Le philante apivore, mouche qui volète sur les reines des prés, les flouves odorantes et autres plantes fourragères, le philante d'aspect modeste, sans avoir l'air de suivre un méchant dessein, dès qu'il aperçoit une abeille regagnant sa colonie après récolte faite, la poignarde gentiment et porte à sa larve qu'elle enterre l'abdomen rempli de miel.
Un autre bandit non moins redoutable, c'est le sphynx atropos, ainsi nommé à cause des stigmates qu'il porte sur son corselet et qui figurent assez exactement une tête de mort, comme le scarabée d'or d'Edgar Poë. L'Europe le doit à M. de Parmentier. Sa larve, en effet, vit dans les tubercules de la pomme de terre dont Louis XVI, comme chacun sait, portait une fleur à sa boutonnière.
Le sphynx atropos entre dans les ruches ainsi que dans une ville conquise. Il effondre les alvéoles, piétine le couvain; il se gorge de miel comme un électeur, de sandwiches, au bal de l'Hôtel de Ville.

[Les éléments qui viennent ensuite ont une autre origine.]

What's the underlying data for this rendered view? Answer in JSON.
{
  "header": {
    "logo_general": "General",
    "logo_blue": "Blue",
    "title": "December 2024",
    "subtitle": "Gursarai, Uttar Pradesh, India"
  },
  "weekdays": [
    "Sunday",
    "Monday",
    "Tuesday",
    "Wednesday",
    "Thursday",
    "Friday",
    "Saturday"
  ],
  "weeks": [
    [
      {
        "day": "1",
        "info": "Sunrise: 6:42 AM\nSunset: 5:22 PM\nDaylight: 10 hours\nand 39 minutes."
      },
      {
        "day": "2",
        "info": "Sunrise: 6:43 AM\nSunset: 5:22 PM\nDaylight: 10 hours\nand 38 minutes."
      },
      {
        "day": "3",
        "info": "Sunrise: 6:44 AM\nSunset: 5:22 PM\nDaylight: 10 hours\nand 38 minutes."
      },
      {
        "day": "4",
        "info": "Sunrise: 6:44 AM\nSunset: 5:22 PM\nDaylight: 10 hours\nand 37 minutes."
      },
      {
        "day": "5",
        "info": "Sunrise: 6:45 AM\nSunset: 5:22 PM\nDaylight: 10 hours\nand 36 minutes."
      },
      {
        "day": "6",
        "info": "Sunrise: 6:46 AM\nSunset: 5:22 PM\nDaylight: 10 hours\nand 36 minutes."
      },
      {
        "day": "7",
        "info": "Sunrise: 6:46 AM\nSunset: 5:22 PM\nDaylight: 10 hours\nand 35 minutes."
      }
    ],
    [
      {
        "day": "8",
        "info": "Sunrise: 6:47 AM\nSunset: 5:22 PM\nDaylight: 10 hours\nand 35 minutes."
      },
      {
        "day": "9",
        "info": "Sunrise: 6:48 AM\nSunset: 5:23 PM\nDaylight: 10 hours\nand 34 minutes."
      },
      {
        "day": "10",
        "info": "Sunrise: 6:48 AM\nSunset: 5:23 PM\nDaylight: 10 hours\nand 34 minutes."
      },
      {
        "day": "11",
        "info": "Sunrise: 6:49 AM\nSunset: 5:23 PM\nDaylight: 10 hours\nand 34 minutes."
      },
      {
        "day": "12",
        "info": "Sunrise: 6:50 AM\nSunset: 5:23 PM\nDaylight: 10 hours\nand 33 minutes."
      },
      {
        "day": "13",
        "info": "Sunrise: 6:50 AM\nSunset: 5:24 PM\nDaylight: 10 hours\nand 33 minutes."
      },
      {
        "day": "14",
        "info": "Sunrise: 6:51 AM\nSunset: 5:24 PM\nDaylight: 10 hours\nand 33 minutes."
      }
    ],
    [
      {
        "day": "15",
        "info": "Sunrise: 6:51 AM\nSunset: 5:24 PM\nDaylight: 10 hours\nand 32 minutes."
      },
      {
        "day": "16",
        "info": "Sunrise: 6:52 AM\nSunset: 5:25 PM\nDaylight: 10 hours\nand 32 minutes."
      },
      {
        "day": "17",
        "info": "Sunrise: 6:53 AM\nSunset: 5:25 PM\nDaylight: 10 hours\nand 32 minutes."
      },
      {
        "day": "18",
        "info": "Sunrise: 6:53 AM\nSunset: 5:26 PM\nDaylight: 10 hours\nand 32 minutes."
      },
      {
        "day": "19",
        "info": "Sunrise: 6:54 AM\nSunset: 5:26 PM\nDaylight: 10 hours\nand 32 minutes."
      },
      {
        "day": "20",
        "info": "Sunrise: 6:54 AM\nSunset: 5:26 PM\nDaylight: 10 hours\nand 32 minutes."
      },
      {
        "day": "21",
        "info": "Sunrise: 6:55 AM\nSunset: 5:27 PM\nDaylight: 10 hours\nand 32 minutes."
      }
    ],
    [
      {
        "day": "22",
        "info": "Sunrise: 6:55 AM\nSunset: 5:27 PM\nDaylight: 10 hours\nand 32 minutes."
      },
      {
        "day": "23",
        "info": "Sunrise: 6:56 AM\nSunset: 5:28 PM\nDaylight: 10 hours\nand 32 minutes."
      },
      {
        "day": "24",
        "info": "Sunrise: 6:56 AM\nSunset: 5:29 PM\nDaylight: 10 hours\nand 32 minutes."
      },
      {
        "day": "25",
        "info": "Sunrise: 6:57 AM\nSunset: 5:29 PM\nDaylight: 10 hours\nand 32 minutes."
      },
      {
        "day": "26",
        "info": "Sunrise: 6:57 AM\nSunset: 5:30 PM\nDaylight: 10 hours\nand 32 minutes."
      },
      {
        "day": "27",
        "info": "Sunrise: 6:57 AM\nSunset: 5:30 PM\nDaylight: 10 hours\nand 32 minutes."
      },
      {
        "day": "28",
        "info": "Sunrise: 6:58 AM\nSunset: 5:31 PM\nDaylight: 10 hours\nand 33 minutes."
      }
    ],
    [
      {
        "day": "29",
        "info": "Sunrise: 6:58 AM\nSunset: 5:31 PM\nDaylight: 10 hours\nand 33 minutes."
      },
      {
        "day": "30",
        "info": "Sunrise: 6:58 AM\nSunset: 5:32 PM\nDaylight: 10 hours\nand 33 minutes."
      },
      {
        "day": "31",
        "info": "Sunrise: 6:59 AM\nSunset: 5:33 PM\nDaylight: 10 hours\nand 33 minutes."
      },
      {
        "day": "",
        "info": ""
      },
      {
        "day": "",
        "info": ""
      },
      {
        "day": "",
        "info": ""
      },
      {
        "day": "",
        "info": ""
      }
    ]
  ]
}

Pareil aux guerriers de Guatimozin, il est couvert d'une armure qui le met à l'abri de la dague et du poison. L'acier de damas qui d'un revers tranche les têtes les plus fières s'émousse dans un édredon. L'aiguillon des avettes ne transperce pas la fourrure du monstre. Le brûlant acide formique glisse comme averse d'orage sur sa lourde toison.
Aussi, quel zèle pour garder les portes de la ville et dresser devant l'intrus des obstacles décisifs!
Les abeilles se pressent; des pattes, des mandibules, de tout leur être, elles s'efforcent de le saisir, de trouver dans sa cuirasse capitonnée une place vulnérable.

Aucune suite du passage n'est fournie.